Pro memoria (144) - O que a "operação especial" putinesca nos ensina sobre a diferença entre democracia e autocracia

Concluíram-se há dias quatro anos da invasão da Ucrânia pelo exército russo ou, na versão de Vladimir Putin, da "operação militar especial" que era para terminar nessa semana ou, na versão de Donald Trump, 24 horas depois da sua tomada de posse.

Durante esses quatro anos as baixas estimadas sofridas pela Rússia ultrapassaram 1,2 milhões.

 Aproximadamente o dobro das baixas ucranianas.

Enquanto isso, os ganhos territoriais do exército russo foram pouco significativos. 

Até mesmo os idiotas úteis que dão o seu melhor para justificar a invasão enfrentam cada vez mais dificuldade em criar factos alterntativos e torturar os dados para esconder o gigantesco falhanço de Putin. 

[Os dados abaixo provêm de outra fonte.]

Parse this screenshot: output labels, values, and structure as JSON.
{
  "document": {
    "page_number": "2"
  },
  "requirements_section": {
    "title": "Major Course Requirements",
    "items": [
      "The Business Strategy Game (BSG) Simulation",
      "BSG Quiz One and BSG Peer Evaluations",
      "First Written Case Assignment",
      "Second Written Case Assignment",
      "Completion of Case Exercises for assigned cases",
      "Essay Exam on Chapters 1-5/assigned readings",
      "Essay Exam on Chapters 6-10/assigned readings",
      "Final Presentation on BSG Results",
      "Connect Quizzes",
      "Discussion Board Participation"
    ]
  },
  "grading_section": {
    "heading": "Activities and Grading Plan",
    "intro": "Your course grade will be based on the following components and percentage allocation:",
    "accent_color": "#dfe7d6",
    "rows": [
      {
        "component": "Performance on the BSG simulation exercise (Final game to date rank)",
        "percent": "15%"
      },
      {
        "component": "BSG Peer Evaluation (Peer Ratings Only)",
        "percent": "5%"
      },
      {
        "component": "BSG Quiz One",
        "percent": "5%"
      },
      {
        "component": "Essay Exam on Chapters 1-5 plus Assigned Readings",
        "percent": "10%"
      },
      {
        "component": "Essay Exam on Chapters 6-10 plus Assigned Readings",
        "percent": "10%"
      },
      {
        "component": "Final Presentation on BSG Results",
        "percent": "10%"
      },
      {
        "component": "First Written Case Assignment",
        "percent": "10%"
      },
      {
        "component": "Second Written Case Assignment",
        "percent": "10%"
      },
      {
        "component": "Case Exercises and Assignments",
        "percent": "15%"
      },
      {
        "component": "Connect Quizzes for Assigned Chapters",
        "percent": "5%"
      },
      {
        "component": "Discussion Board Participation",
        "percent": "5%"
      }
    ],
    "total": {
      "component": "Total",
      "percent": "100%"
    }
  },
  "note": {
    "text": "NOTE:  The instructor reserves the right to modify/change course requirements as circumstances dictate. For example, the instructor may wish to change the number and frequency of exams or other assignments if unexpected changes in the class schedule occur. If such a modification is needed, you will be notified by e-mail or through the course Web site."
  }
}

Não é preciso invocar o exemplo de Winston Churchill na Primeira Guerra Mundial, à época Primeiro Lorde do Almirantado, considerado o primeiro responsável pelo desastre de Galípoli, demitido do governo em novembro de 1915, foi combater nas trincheiras em França, para concluir que numa sociedade democrática Vladimir Putin teria há muito sido afastado do poder. Em vez disso, aumentou o seu controlo sobre a cleptocracia russa enquanto caíam das janelas os seus detractores.